The tools exist (and have existed for years). Apache Hive gives you schema-on-read capabilities; AWS Glue can crawl your S3 buckets and build a catalog automatically. But these tools only deliver value if someone configures them and—more importantly—if the whole team actually adopts them. That second part is where it always falls apart.
In every data lake failure I’ve watched up close, the metadata story follows the same arc. Someone sets up a catalog at the start, usually with genuine optimism. For the first few months, teams register their datasets. Then a deadline hits. Someone dumps a CSV directly into S3 without registering it. Then someone else does the same. Within a year, the catalog covers maybe 30% of the actual data and nobody trusts it anymore.
Sound familiar? It happens everywhere.
The Skills Gap #
One underappreciated problem: data lakes require a genuinely different skill set than traditional data warehouses, and most organizations don’t have that skill set.
A data warehouse engineer knows SQL, ETL pipelines, and star schemas. A data lake engineer needs fluency in distributed file systems, Spark or similar processing frameworks, partitioning strategies for object storage, and real-time streaming architectures. The overlap between these skill sets is smaller than people assume—often much smaller.
Organizations pour millions into data lake infrastructure and then don’t have the people who know how to run it well. Data loads fine; transformations break constantly. Queries are slow because nobody optimized the partitioning. The pipeline breaks on weekends because someone built it after learning Spark from a blog post. (No shade—that person was me, more than once.)
An InfoWorld piece from 2018 flagged this as one of the top four reasons big data projects fail. Not the technology itself; the gap between the skills available and the skills required.
The Cost Trap #
Data lakes get sold on cost. S3 storage costs almost nothing. HDFS on commodity hardware is cheaper than a Teradata appliance. Both true.
But storage is the smallest cost in the equation.
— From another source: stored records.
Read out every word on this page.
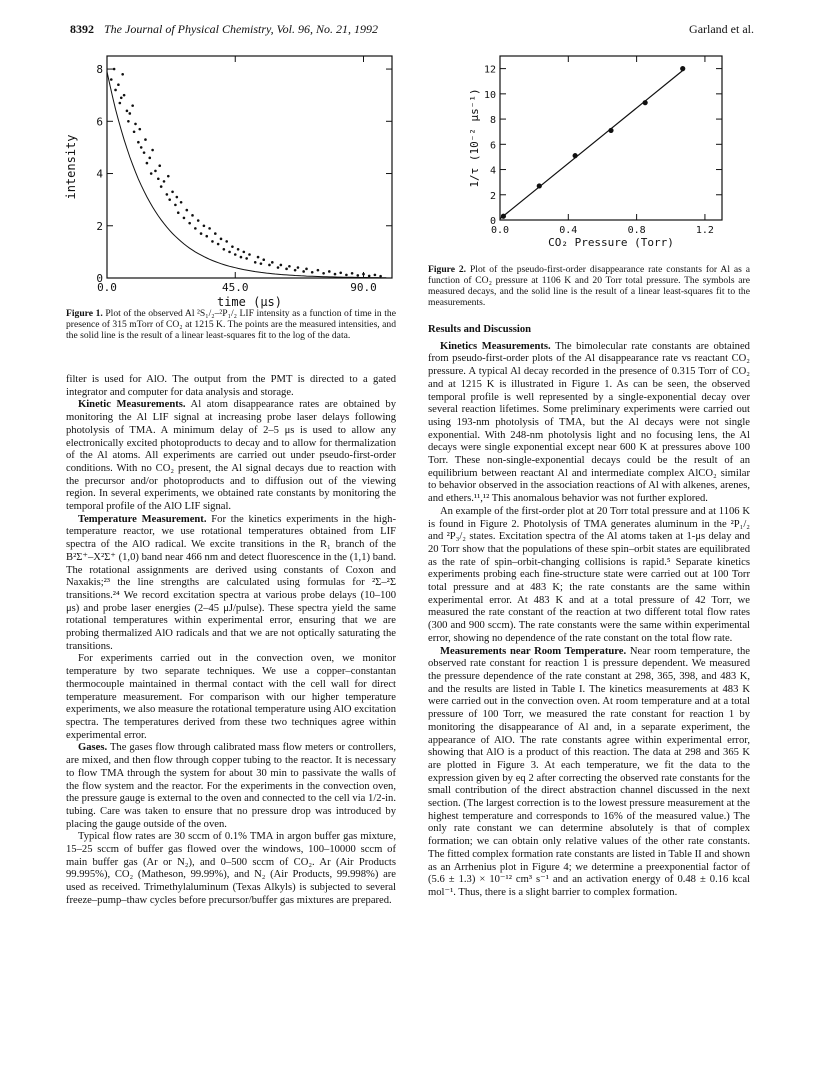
8392 The Journal of Physical Chemistry, Vol. 96, No. 21, 1992	Garland et al.
0.0	45.0	90.0
0
2
4
6
8
time (μs)
intensity
Figure 1. Plot of the observed Al ²S₁/₂–²P₁/₂ LIF intensity as a function of time in the presence of 315 mTorr of CO₂ at 1215 K. The points are the measured intensities, and the solid line is the result of a linear least-squares fit to the log of the data.
0.0	0.4	0.8	1.2
0
2
4
6
8
10
12
CO₂ Pressure (Torr)
1/τ (10⁻² μs⁻¹)
Figure 2. Plot of the pseudo-first-order disappearance rate constants for Al as a function of CO₂ pressure at 1106 K and 20 Torr total pressure. The symbols are measured decays, and the solid line is the result of a linear least-squares fit to the measurements.

filter is used for AlO. The output from the PMT is directed to a gated integrator and computer for data analysis and storage.

Kinetic Measurements. Al atom disappearance rates are obtained by monitoring the Al LIF signal at increasing probe laser delays following photolysis of TMA. A minimum delay of 2–5 μs is used to allow any electronically excited photoproducts to decay and to allow for thermalization of the Al atoms. All experiments are carried out under pseudo-first-order conditions. With no CO₂ present, the Al signal decays due to reaction with the precursor and/or photoproducts and to diffusion out of the viewing region. In several experiments, we obtained rate constants by monitoring the temporal profile of the AlO LIF signal.

Temperature Measurement. For the kinetics experiments in the high-temperature reactor, we use rotational temperatures obtained from LIF spectra of the AlO radical. We excite transitions in the R₁ branch of the B²Σ⁺–X²Σ⁺ (1,0) band near 466 nm and detect fluorescence in the (1,1) band. The rotational assignments are derived using constants of Coxon and Naxakis;²³ the line strengths are calculated using formulas for ²Σ–²Σ transitions.²⁴ We record excitation spectra at various probe delays (10–100 μs) and probe laser energies (2–45 μJ/pulse). These spectra yield the same rotational temperatures within experimental error, ensuring that we are probing thermalized AlO radicals and that we are not optically saturating the transitions.

For experiments carried out in the convection oven, we monitor temperature by two separate techniques. We use a copper–constantan thermocouple maintained in thermal contact with the cell wall for direct temperature measurement. For comparison with our higher temperature experiments, we also measure the rotational temperature using AlO excitation spectra. The temperatures derived from these two techniques agree within experimental error.

Gases. The gases flow through calibrated mass flow meters or controllers, are mixed, and then flow through copper tubing to the reactor. It is necessary to flow TMA through the system for about 30 min to passivate the walls of the flow system and the reactor. For the experiments in the convection oven, the pressure gauge is external to the oven and connected to the cell via 1/2-in. tubing. Care was taken to ensure that no pressure drop was introduced by placing the gauge outside of the oven.

Typical flow rates are 30 sccm of 0.1% TMA in argon buffer gas mixture, 15–25 sccm of buffer gas flowed over the windows, 100–10000 sccm of main buffer gas (Ar or N₂), and 0–500 sccm of CO₂. Ar (Air Products 99.995%), CO₂ (Matheson, 99.99%), and N₂ (Air Products, 99.998%) are used as received. Trimethylaluminum (Texas Alkyls) is subjected to several freeze–pump–thaw cycles before precursor/buffer gas mixtures are prepared.

Results and Discussion

Kinetics Measurements. The bimolecular rate constants are obtained from pseudo-first-order plots of the Al disappearance rate vs reactant CO₂ pressure. A typical Al decay recorded in the presence of 0.315 Torr of CO₂ and at 1215 K is illustrated in Figure 1. As can be seen, the observed temporal profile is well represented by a single-exponential decay over several reaction lifetimes. Some preliminary experiments were carried out using 193-nm photolysis of TMA, but the Al decays were not single exponential. With 248-nm photolysis light and no focusing lens, the Al decays were single exponential except near 600 K at pressures above 100 Torr. These non-single-exponential decays could be the result of an equilibrium between reactant Al and intermediate complex AlCO₂ similar to behavior observed in the association reactions of Al with alkenes, arenes, and ethers.¹¹,¹² This anomalous behavior was not further explored.

An example of the first-order plot at 20 Torr total pressure and at 1106 K is found in Figure 2. Photolysis of TMA generates aluminum in the ²P₁/₂ and ²P₃/₂ states. Excitation spectra of the Al atoms taken at 1-μs delay and 20 Torr show that the populations of these spin–orbit states are equilibrated as the rate of spin–orbit-changing collisions is rapid.⁵ Separate kinetics experiments probing each fine-structure state were carried out at 100 Torr total pressure and at 483 K; the rate constants are the same within experimental error. At 483 K and at a total pressure of 42 Torr, we measured the rate constant of the reaction at two different total flow rates (300 and 900 sccm). The rate constants were the same within experimental error, showing no dependence of the rate constant on the total flow rate.

Measurements near Room Temperature. Near room temperature, the observed rate constant for reaction 1 is pressure dependent. We measured the pressure dependence of the rate constant at 298, 365, 398, and 483 K, and the results are listed in Table I. The kinetics measurements at 483 K were carried out in the convection oven. At room temperature and at a total pressure of 100 Torr, we measured the rate constant for reaction 1 by monitoring the disappearance of Al and, in a separate experiment, the appearance of AlO. The rate constants agree within experimental error, showing that AlO is a product of this reaction. The data at 298 and 365 K are plotted in Figure 3. At each temperature, we fit the data to the expression given by eq 2 after correcting the observed rate constants for the small contribution of the direct abstraction channel discussed in the next section. (The largest correction is to the lowest pressure measurement at the highest temperature and corresponds to 16% of the measured value.) The only rate constant we can determine absolutely is that of complex formation; we can obtain only relative values of the other rate constants. The fitted complex formation rate constants are listed in Table II and shown as an Arrhenius plot in Figure 4; we determine a preexponential factor of (5.6 ± 1.3) × 10⁻¹² cm³ s⁻¹ and an activation energy of 0.48 ± 0.16 kcal mol⁻¹. Thus, there is a slight barrier to complex formation.
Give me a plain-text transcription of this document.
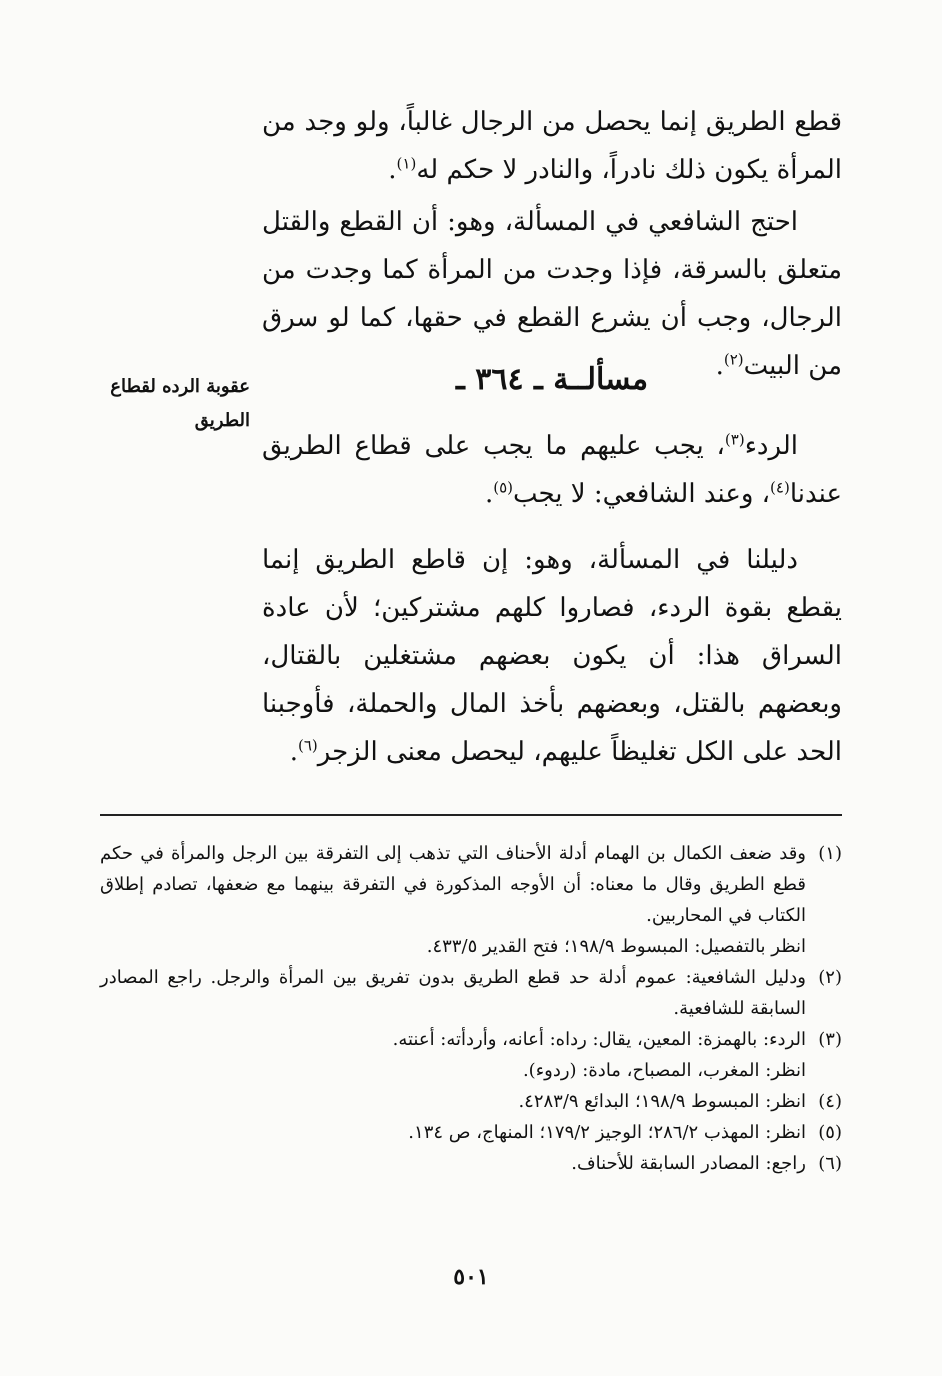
قطع الطريق إنما يحصل من الرجال غالباً، ولو وجد من المرأة يكون ذلك نادراً، والنادر لا حكم له$^{(١)}$.
احتج الشافعي في المسألة، وهو: أن القطع والقتل متعلق بالسرقة، فإذا وجدت من المرأة كما وجدت من الرجال، وجب أن يشرع القطع في حقها، كما لو سرق من البيت$^{(٢)}$.
مسألــة ـ ٣٦٤ ـ
عقوبة الرده لقطاع الطريق
الردء$^{(٣)}$، يجب عليهم ما يجب على قطاع الطريق عندنا$^{(٤)}$، وعند الشافعي: لا يجب$^{(٥)}$.
دليلنا في المسألة، وهو: إن قاطع الطريق إنما يقطع بقوة الردء، فصاروا كلهم مشتركين؛ لأن عادة السراق هذا: أن يكون بعضهم مشتغلين بالقتال، وبعضهم بالقتل، وبعضهم بأخذ المال والحملة، فأوجبنا الحد على الكل تغليظاً عليهم، ليحصل معنى الزجر$^{(٦)}$.
(١)
وقد ضعف الكمال بن الهمام أدلة الأحناف التي تذهب إلى التفرقة بين الرجل والمرأة في حكم قطع الطريق وقال ما معناه: أن الأوجه المذكورة في التفرقة بينهما مع ضعفها، تصادم إطلاق الكتاب في المحاربين.
انظر بالتفصيل: المبسوط ١٩٨/٩؛ فتح القدير ٤٣٣/٥.
(٢)
ودليل الشافعية: عموم أدلة حد قطع الطريق بدون تفريق بين المرأة والرجل. راجع المصادر السابقة للشافعية.
(٣)
الردء: بالهمزة: المعين، يقال: رداه: أعانه، وأردأته: أعنته.
انظر: المغرب، المصباح، مادة: (ردوء).
(٤)
انظر: المبسوط ١٩٨/٩؛ البدائع ٤٢٨٣/٩.
(٥)
انظر: المهذب ٢٨٦/٢؛ الوجيز ١٧٩/٢؛ المنهاج، ص ١٣٤.
(٦)
راجع: المصادر السابقة للأحناف.
٥٠١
The real costs: compute for running Spark clusters against data in formats nobody optimized; engineering hours spent building and maintaining pipelines a structured warehouse would eliminate; opportunity cost—analysts burning hours hunting for the right dataset instead of doing actual analysis.
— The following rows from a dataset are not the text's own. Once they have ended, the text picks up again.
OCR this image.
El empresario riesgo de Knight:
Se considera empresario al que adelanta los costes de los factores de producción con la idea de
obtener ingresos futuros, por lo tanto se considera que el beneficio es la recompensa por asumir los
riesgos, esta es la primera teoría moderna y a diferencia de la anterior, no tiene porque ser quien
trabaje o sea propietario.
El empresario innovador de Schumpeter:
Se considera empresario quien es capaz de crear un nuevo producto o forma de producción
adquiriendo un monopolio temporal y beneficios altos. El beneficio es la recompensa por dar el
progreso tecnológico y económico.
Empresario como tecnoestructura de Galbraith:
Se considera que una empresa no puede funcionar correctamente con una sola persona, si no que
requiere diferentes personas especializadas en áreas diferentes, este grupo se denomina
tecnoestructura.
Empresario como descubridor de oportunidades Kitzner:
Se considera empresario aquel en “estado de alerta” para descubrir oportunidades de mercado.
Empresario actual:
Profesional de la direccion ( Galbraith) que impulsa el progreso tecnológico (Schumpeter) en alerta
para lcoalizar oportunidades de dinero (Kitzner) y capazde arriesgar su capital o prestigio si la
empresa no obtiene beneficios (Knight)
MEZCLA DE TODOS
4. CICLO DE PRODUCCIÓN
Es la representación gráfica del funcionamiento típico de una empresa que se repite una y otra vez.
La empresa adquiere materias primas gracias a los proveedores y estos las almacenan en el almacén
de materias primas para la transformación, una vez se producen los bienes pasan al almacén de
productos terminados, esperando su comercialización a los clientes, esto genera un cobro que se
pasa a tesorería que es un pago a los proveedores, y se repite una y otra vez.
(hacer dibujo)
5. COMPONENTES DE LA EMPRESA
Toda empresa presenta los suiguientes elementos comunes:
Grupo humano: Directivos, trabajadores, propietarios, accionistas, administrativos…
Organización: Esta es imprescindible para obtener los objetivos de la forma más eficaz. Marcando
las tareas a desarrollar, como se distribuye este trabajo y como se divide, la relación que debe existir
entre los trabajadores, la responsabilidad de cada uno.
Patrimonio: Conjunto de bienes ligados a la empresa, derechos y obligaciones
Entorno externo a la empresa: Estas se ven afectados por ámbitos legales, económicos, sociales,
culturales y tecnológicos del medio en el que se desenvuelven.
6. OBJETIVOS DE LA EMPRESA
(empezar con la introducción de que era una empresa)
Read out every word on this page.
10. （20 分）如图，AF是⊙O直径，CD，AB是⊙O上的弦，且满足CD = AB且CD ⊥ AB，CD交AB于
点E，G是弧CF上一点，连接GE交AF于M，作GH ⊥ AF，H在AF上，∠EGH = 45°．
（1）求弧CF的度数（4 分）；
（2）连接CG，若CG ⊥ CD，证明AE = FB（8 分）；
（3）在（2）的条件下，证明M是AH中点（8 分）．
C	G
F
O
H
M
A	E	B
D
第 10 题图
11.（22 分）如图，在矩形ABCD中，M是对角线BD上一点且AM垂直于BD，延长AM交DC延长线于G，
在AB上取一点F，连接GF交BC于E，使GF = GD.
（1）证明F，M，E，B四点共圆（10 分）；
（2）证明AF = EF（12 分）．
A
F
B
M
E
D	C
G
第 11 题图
I’ve seen teams where data engineering spends 60% of its time on pipeline maintenance. Not building new capabilities—just keeping what exists running. At that point, the cost equation inverts. The data lake costs more than a warehouse and runs slower too.
What I Think Actually Works #
For the record: I’m not against data lakes. The concept holds up. Having raw data available for exploration has real value. But the implementation pattern most enterprises follow—build it and they will come—fails every time.
What works, in my experience:
Start with governance. Before ingesting a single dataset, define naming conventions, ownership rules, and a metadata catalog that runs on automation rather than good intentions. Make it harder to add unregistered data than to register it properly. Yes, this slows you down at the start. The friction serves a purpose.
Limit access patterns. Not every team needs direct access to raw data. Build curated datasets for common use cases and let the data engineering team manage the raw layer. This adds a bottleneck; the bottleneck serves a purpose.
Treat data quality as a production concern. If a pipeline breaks, it’s a P1—not “fix it Monday.” Stale or wrong data causes more harm than no data, because decisions get made on bad numbers and the damage surfaces weeks later when everyone’s forgotten what changed.
And honestly? For most companies, a well-managed data warehouse with a small exploration layer is probably the right answer. The data lake pattern works at Google-scale. For a 200-person company, it usually creates more problems than it solves.
I say “usually” because I’ve gotten that call wrong before too.